Queensland police found evidence of that Leach and Brennan had procured and used the drugs Misoprostol and RU486 when they were searching Leach and Brennan’s flat on an unrelated matter, and charged them pursuant to ss 225 and 224 of the Criminal Code 1899 (Qld) respectively.
Section 224 provides:
Any person who, with intent to procure the miscarriage of a woman, whether she is or is not with child, unlawfully administers to her or causes her to take any poison or other noxious thing, or uses any force of any kind, or uses any other means whatever, is guilty of a crime, and is liable to imprisonment for 14 years.
Section 225 provides:
Any woman who, with intent to procure her own miscarriage, whether she is or is not with child, unlawfully administers to herself any poison or other noxious thing, or uses any force of any kind, or uses any other means whatever, or permits any such thing or means to be administered or used to her, is guilty of a crime, and is liable to imprisonment for 7 years.

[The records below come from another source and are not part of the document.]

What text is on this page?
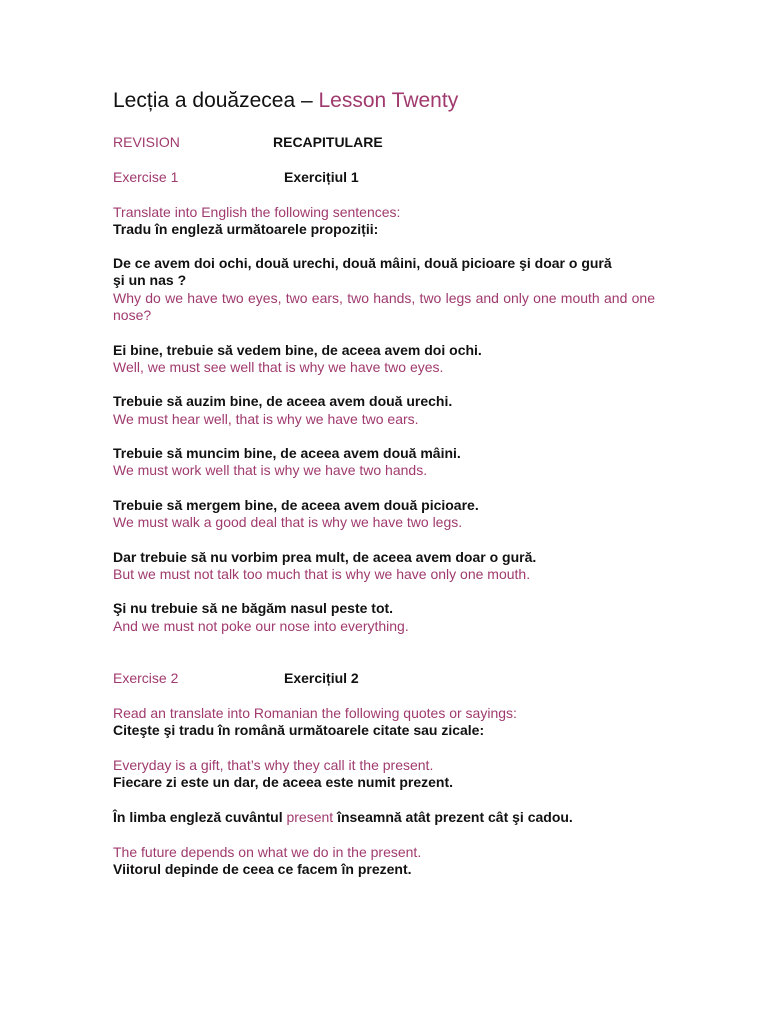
Lecția a douăzecea – Lesson Twenty
REVISION	RECAPITULARE
Exercise 1	Exercițiul 1
Translate into English the following sentences:
Tradu în engleză următoarele propoziții:
De ce avem doi ochi, două urechi, două mâini, două picioare şi doar o gură
şi un nas ?
Why do we have two eyes, two ears, two hands, two legs and only one mouth and one nose?
Ei bine, trebuie să vedem bine, de aceea avem doi ochi.
Well, we must see well that is why we have two eyes.
Trebuie să auzim bine, de aceea avem două urechi.
We must hear well, that is why we have two ears.
Trebuie să muncim bine, de aceea avem două mâini.
We must work well that is why we have two hands.
Trebuie să mergem bine, de aceea avem două picioare.
We must walk a good deal that is why we have two legs.
Dar trebuie să nu vorbim prea mult, de aceea avem doar o gură.
But we must not talk too much that is why we have only one mouth.
Şi nu trebuie să ne băgăm nasul peste tot.
And we must not poke our nose into everything.
Exercise 2	Exercițiul 2
Read an translate into Romanian the following quotes or sayings:
Citeşte şi tradu în română următoarele citate sau zicale:
Everyday is a gift, that’s why they call it the present.
Fiecare zi este un dar, de aceea este numit prezent.
În limba engleză cuvântul present înseamnă atât prezent cât şi cadou.
The future depends on what we do in the present.
Viitorul depinde de ceea ce facem în prezent.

In summing up the two-day trial, Judge Everson explained to the jury that Ms Leach could be found guilty regardless of whether she had been pregnant or not when she attempted to procure her own miscarriage.
As a result, he said, the jury must be satisfied beyond reasonable doubt that the drugs Ms Leach took were noxious to her health, rather than to the health of her unborn child.

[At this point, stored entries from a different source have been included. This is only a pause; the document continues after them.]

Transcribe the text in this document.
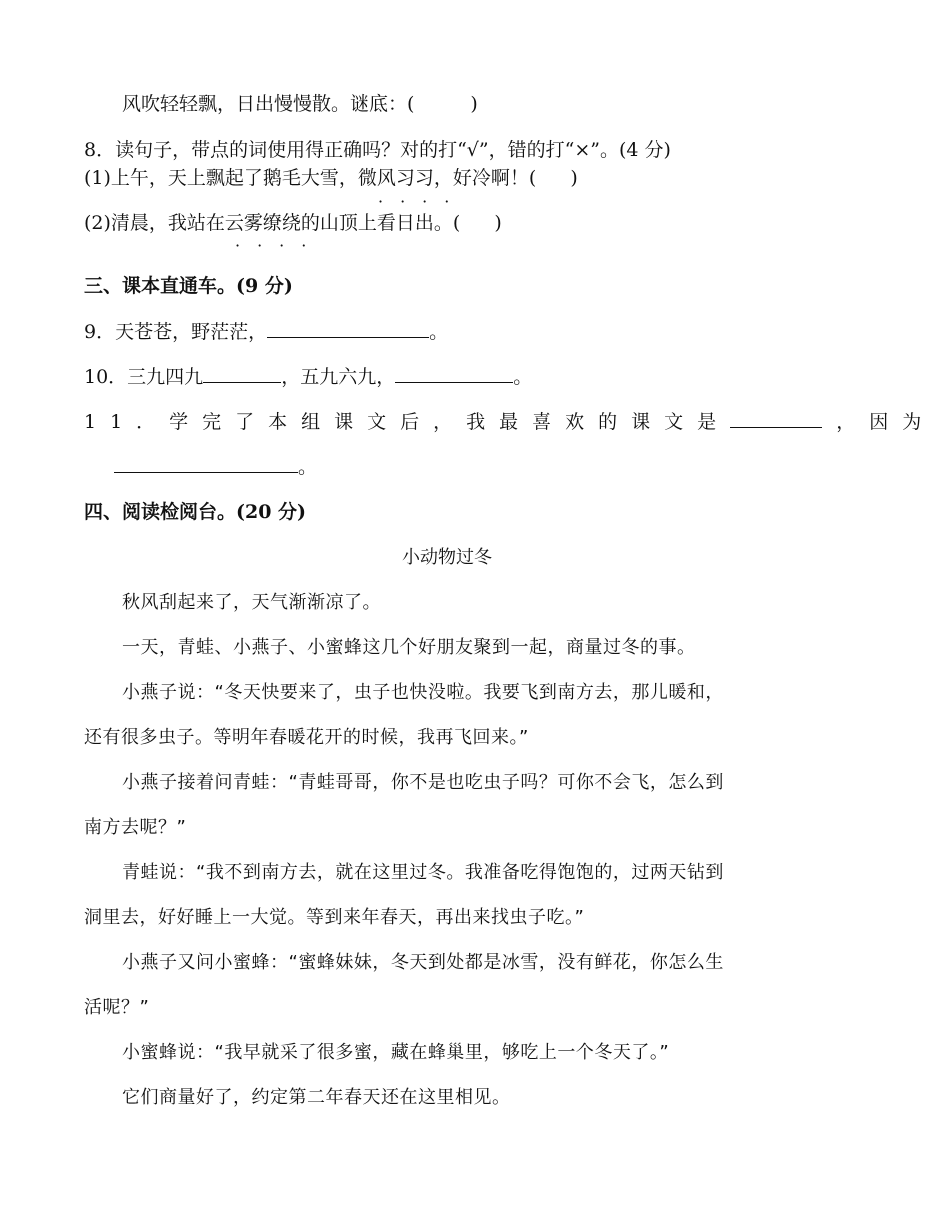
风吹轻轻飘，日出慢慢散。谜底：(	)
8．读句子，带点的词使用得正确吗？对的打“√”，错的打“×”。(4 分)
(1)上午，天上飘起了鹅毛大雪，微风习习，好冷啊！( )
····
(2)清晨，我站在云雾缭绕的山顶上看日出。( )
····
三、课本直通车。(9 分)
9．天苍苍，野茫茫，	。
10．三九四九	，五九六九，	。
11．学完了本组课文后，我最喜欢的课文是	，因为
。
四、阅读检阅台。(20 分)
小动物过冬
秋风刮起来了，天气渐渐凉了。
一天，青蛙、小燕子、小蜜蜂这几个好朋友聚到一起，商量过冬的事。
小燕子说：“冬天快要来了，虫子也快没啦。我要飞到南方去，那儿暖和，
还有很多虫子。等明年春暖花开的时候，我再飞回来。”
小燕子接着问青蛙：“青蛙哥哥，你不是也吃虫子吗？可你不会飞，怎么到
南方去呢？”
青蛙说：“我不到南方去，就在这里过冬。我准备吃得饱饱的，过两天钻到
洞里去，好好睡上一大觉。等到来年春天，再出来找虫子吃。”
小燕子又问小蜜蜂：“蜜蜂妹妹，冬天到处都是冰雪，没有鲜花，你怎么生
活呢？”
小蜜蜂说：“我早就采了很多蜜，藏在蜂巢里，够吃上一个冬天了。”
它们商量好了，约定第二年春天还在这里相见。
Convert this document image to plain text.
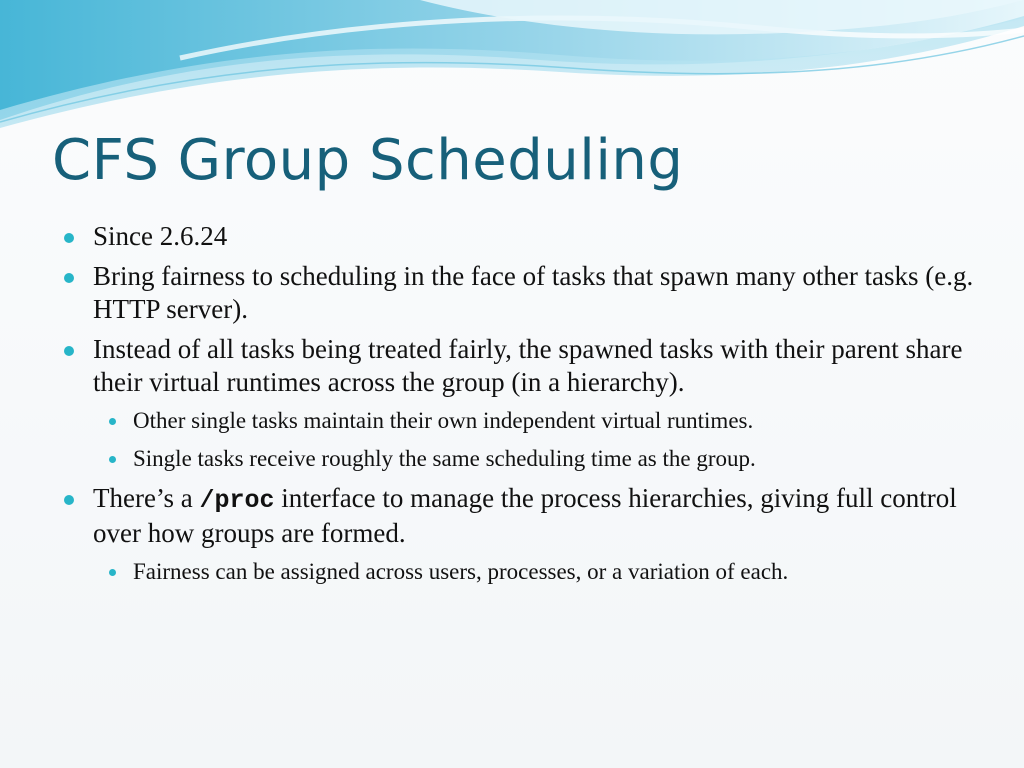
CFS Group Scheduling
Since 2.6.24
Bring fairness to scheduling in the face of tasks that spawn many other tasks (e.g. HTTP server).
Instead of all tasks being treated fairly, the spawned tasks with their parent share their virtual runtimes across the group (in a hierarchy).
Other single tasks maintain their own independent virtual runtimes.
Single tasks receive roughly the same scheduling time as the group.
There’s a /proc interface to manage the process hierarchies, giving full control over how groups are formed.
Fairness can be assigned across users, processes, or a variation of each.
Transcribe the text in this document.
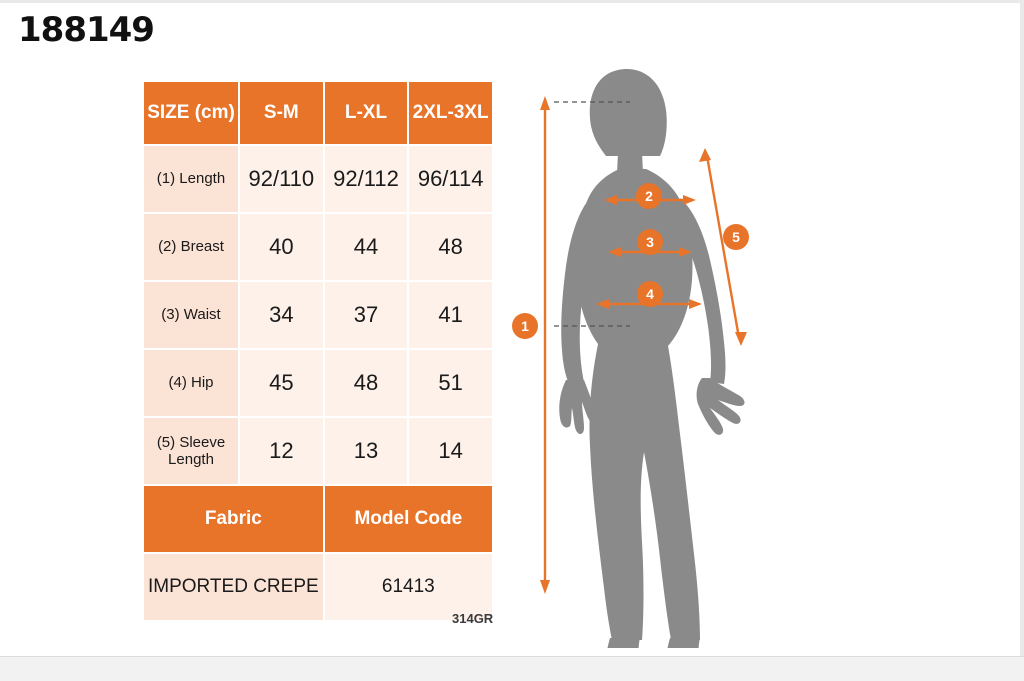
188149
SIZE (cm)	S-M	L-XL	2XL-3XL
(1) Length	92/110	92/112	96/114
(2) Breast	40	44	48
(3) Waist	34	37	41
(4) Hip	45	48	51
(5) Sleeve Length	12	13	14
Fabric		Model Code	
IMPORTED CREPE		61413	
314GR
1
2
3
4
5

….The case has reignited the debate over Queensland’s abortion laws and pro-choice activists converged on Cairns to demand the decriminalisation of abortion.
Media coverage of the trial and the surrounding debate has also been intense and The Australian understands the couple is at the centre of a potentially lucrative bidding war by rival media outlets.

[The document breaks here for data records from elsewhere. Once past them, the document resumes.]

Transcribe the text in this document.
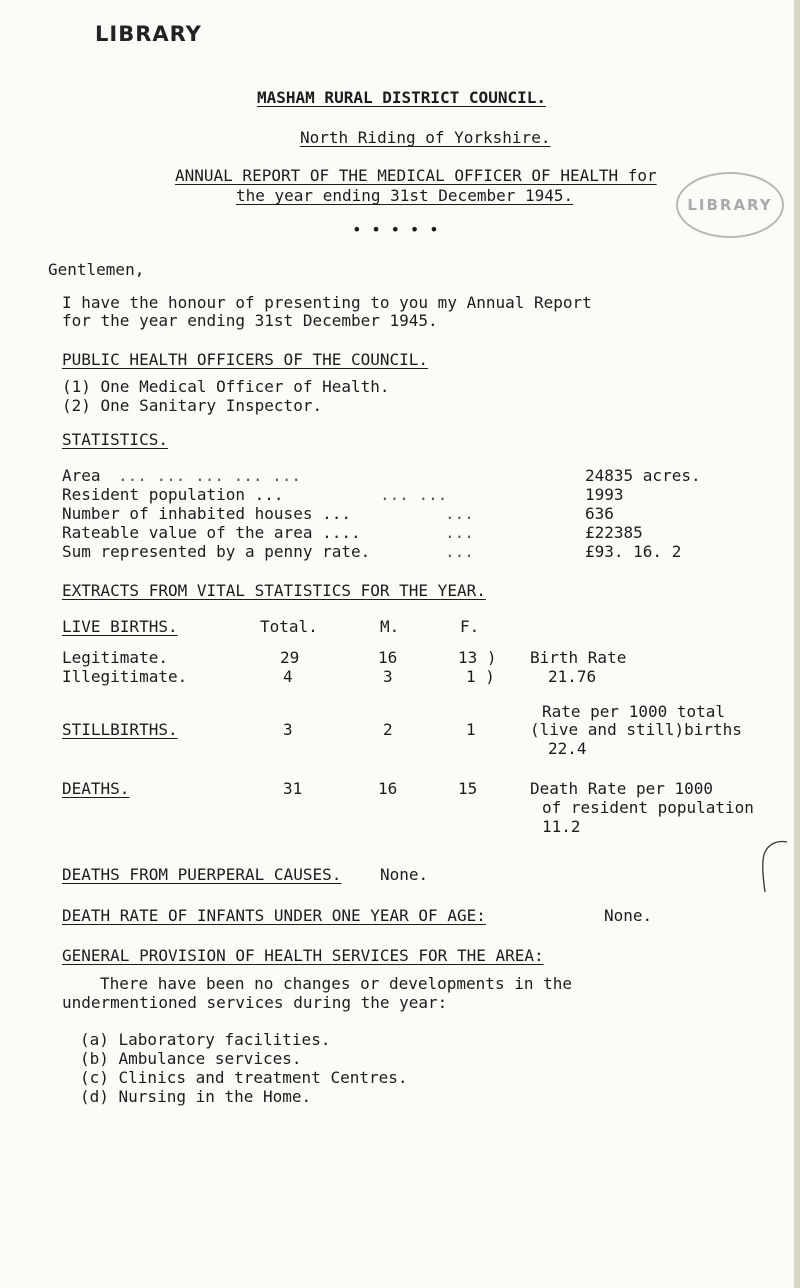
LIBRARY
MASHAM RURAL DISTRICT COUNCIL.
North Riding of Yorkshire.
ANNUAL REPORT OF THE MEDICAL OFFICER OF HEALTH for
the year ending 31st December 1945.
• • • • •
LIBRARY
Gentlemen,
I have the honour of presenting to you my Annual Report
for the year ending 31st December 1945.
PUBLIC HEALTH OFFICERS OF THE COUNCIL.
(1) One Medical Officer of Health.
(2) One Sanitary Inspector.
STATISTICS.
Area ... ... ... ... ...	24835 acres.
Resident population ...	... ...	1993
Number of inhabited houses ...	...	636
Rateable value of the area ....	...	£22385
Sum represented by a penny rate.	...	£93. 16. 2
EXTRACTS FROM VITAL STATISTICS FOR THE YEAR.
LIVE BIRTHS.	Total.	M.	F.
Legitimate.	29	16	13 ) Birth Rate
Illegitimate.	4	3	1 )	21.76
Rate per 1000 total
STILLBIRTHS.	3	2	1	(live and still)births
22.4
DEATHS.	31	16	15	Death Rate per 1000
of resident population
11.2
DEATHS FROM PUERPERAL CAUSES. None.
DEATH RATE OF INFANTS UNDER ONE YEAR OF AGE:	None.
GENERAL PROVISION OF HEALTH SERVICES FOR THE AREA:
There have been no changes or developments in the
undermentioned services during the year:
(a) Laboratory facilities.
(b) Ambulance services.
(c) Clinics and treatment Centres.
(d) Nursing in the Home.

Questions remain about why the pair were prosecuted. Ms Leach was charged under section 225 of Queensland’s 111-year-old Criminal Code, thought never to have been used before.
Children by Choice’s Kate Marsh said police traditionally turned a blind eye to the practice.
“This law has been in place for 111 years and no charges have been brought under it before,” Ms Marsh said outside court.
“Why now, why this couple and why did they have to undergo 18 months of pretty much hell to be found not guilty?”
Derek Barry at Woolly Days has a really good post on the history of abortion law in Queensland which provides some further context to the case. It will be interesting to see if there is any change to Queensland law as a result of this case.
This piece in the SMH yesterday thinks that it is unlikely that either Queensland or New South Wales law will be reformed in the wake of this case.
The bottom line is that I’m a pragmatist, not an idealist. It seems that society in general doesn’t actually want to apply this law when it comes down to tin tacks — police don’t usually charge people under it, the DPP don’t usually prosecute people under it, and the courts and juries don’t want to find people guilty. If a piece of legislation is not working (i.e. no one is applying it) then it should be scrapped, even if it’s not replaced with something else. What is the point of having a dead letter provision in the statute? It makes an ass of the law.